Sure, they’ll still give you some movies and TV shows to buy. But the handwriting is on the wall. No, Netflix didn’t win. In fact, they’re about to lose big time as the world of streaming media changes.
Why? How? Because apps rule.
Television networks and movie producers have begun to figure out that they can’t trust an independent third party to make them rich again (after all, we paid once to see the movies in theaters, then bought the DVD, and we waded through commercials to see TV shows that get re-run on half a dozen different channels).
With their own apps they can bypass the middleman, not stop at Go, collect all the money for themselves, and not pay someone else to distribute their wares. Apple makes it easy to stream movies and TV shows with an app in the app store. Plus, there’s that whole branding issue. By putting their wares into Netflix or Apple’s iTunes Store, the networks and movie distributors lose the value of a brand.

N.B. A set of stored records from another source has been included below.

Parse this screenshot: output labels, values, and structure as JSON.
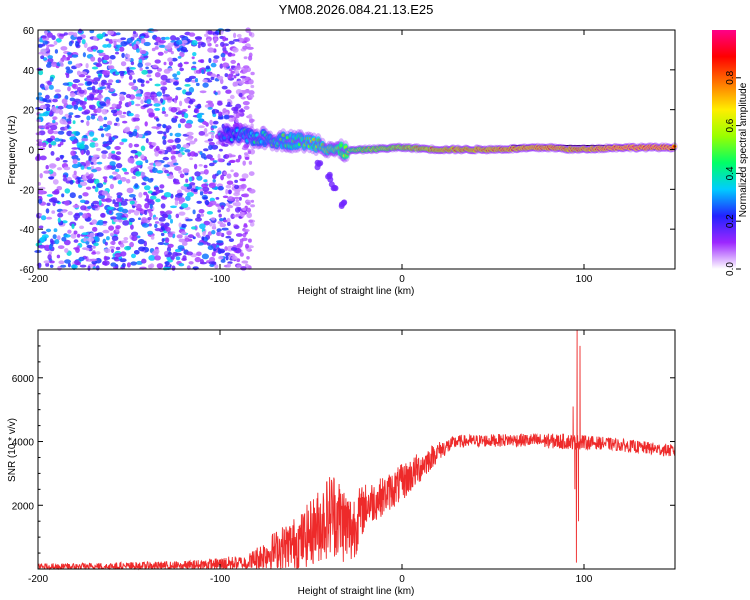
{
  "title": "YM08.2026.084.21.13.E25",
  "chart_data": [
    {
      "type": "heatmap",
      "title": "YM08.2026.084.21.13.E25",
      "xlabel": "Height of straight line (km)",
      "ylabel": "Frequency (Hz)",
      "xlim": [
        -200,
        150
      ],
      "ylim": [
        -60,
        60
      ],
      "xticks": [
        -200,
        -100,
        0,
        100
      ],
      "yticks": [
        -60,
        -40,
        -20,
        0,
        20,
        40,
        60
      ],
      "colorbar": {
        "label": "Normalized spectral amplitude",
        "range": [
          0,
          1
        ],
        "ticks": [
          "0.0",
          "0.2",
          "0.4",
          "0.6",
          "0.8"
        ],
        "colors": [
          "#ffffff",
          "#9c27ff",
          "#2222ff",
          "#00ccff",
          "#00ff66",
          "#99ff00",
          "#ffee00",
          "#ff7700",
          "#ff0000",
          "#ff0088"
        ]
      },
      "noise_region_x": [
        -200,
        -82
      ],
      "signal_track": [
        {
          "x": -100,
          "f": 7,
          "amp": 0.25
        },
        {
          "x": -90,
          "f": 7,
          "amp": 0.35
        },
        {
          "x": -70,
          "f": 5,
          "amp": 0.4
        },
        {
          "x": -55,
          "f": 4,
          "amp": 0.45
        },
        {
          "x": -45,
          "f": 3,
          "amp": 0.5
        },
        {
          "x": -35,
          "f": -1,
          "amp": 0.55
        },
        {
          "x": -20,
          "f": 0,
          "amp": 0.65
        },
        {
          "x": 0,
          "f": 1,
          "amp": 0.7
        },
        {
          "x": 20,
          "f": 0,
          "amp": 0.8
        },
        {
          "x": 50,
          "f": 0,
          "amp": 0.85
        },
        {
          "x": 80,
          "f": 1,
          "amp": 0.9
        },
        {
          "x": 95,
          "f": 0,
          "amp": 0.85
        },
        {
          "x": 120,
          "f": 1,
          "amp": 0.95
        },
        {
          "x": 150,
          "f": 1,
          "amp": 0.95
        }
      ],
      "branch_track": [
        {
          "x": -45,
          "f": -8
        },
        {
          "x": -40,
          "f": -14
        },
        {
          "x": -38,
          "f": -18
        },
        {
          "x": -32,
          "f": -28
        }
      ]
    },
    {
      "type": "line",
      "xlabel": "Height of straight line (km)",
      "ylabel": "SNR (10 * v/v)",
      "xlim": [
        -200,
        150
      ],
      "ylim": [
        0,
        7500
      ],
      "xticks": [
        -200,
        -100,
        0,
        100
      ],
      "yticks": [
        2000,
        4000,
        6000
      ],
      "color": "#ee2a2a",
      "envelope": [
        {
          "x": -200,
          "mean": 50,
          "noise": 120
        },
        {
          "x": -120,
          "mean": 100,
          "noise": 150
        },
        {
          "x": -85,
          "mean": 200,
          "noise": 250
        },
        {
          "x": -70,
          "mean": 600,
          "noise": 600
        },
        {
          "x": -55,
          "mean": 900,
          "noise": 900
        },
        {
          "x": -45,
          "mean": 1400,
          "noise": 1200
        },
        {
          "x": -38,
          "mean": 1800,
          "noise": 1400
        },
        {
          "x": -28,
          "mean": 1200,
          "noise": 1200
        },
        {
          "x": -20,
          "mean": 2000,
          "noise": 700
        },
        {
          "x": -10,
          "mean": 2300,
          "noise": 600
        },
        {
          "x": 0,
          "mean": 2700,
          "noise": 600
        },
        {
          "x": 10,
          "mean": 3200,
          "noise": 500
        },
        {
          "x": 20,
          "mean": 3700,
          "noise": 300
        },
        {
          "x": 30,
          "mean": 4000,
          "noise": 200
        },
        {
          "x": 60,
          "mean": 4050,
          "noise": 200
        },
        {
          "x": 90,
          "mean": 4000,
          "noise": 250
        },
        {
          "x": 110,
          "mean": 3950,
          "noise": 200
        },
        {
          "x": 150,
          "mean": 3700,
          "noise": 200
        }
      ],
      "spikes": [
        {
          "x": 94,
          "y": 5100
        },
        {
          "x": 95,
          "y": 2500
        },
        {
          "x": 95.8,
          "y": 200
        },
        {
          "x": 96.2,
          "y": 7500
        },
        {
          "x": 97,
          "y": 1500
        },
        {
          "x": 97.8,
          "y": 7000
        },
        {
          "x": 99,
          "y": 4200
        }
      ]
    }
  ]
}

It’s the same when Marriott or Hyatt or Sheraton or whatever major hotel chain dumped all their inventory at a discount into Orbitz or Expedia or Travelocity. The brand became diminished.
Can you say disintermediation?
Airlines had exactly the same problem. Apple wants to be your headquarters for streaming and buying every sort of media. It won’t happen. The media brands have learned a lesson. They figured out that their own apps make it easy to stream their wares and maintain control over the brand and the relationship with the customer.
What we’ll end up with will be dozens of Mac App Store and iPhone App Store (and, eventually, Android Market et al) apps that stream movies and television shows (and live events) instead of having a one stop shop that does it all.
Except for one thing. Apple’s shop, with AirPlay, may be the best way to view streaming movies and TV shows, and even buy them online through any one of a few dozen stores.
Two words: AppleTV.
OK, that’s really one word, but there’s enough syllables to qualify. Instead of becoming the Walmart store for streaming media, Apple becomes an important link in the media conduit– internet and cable television– that receives whatever we want, when we want it, where we want it. Apple still wins (just not the way everyone predicted, or that Apple wants).
With enough movies and television shows and live events streaming through to apps (channels) from the internet, now long before cable TV becomes passé?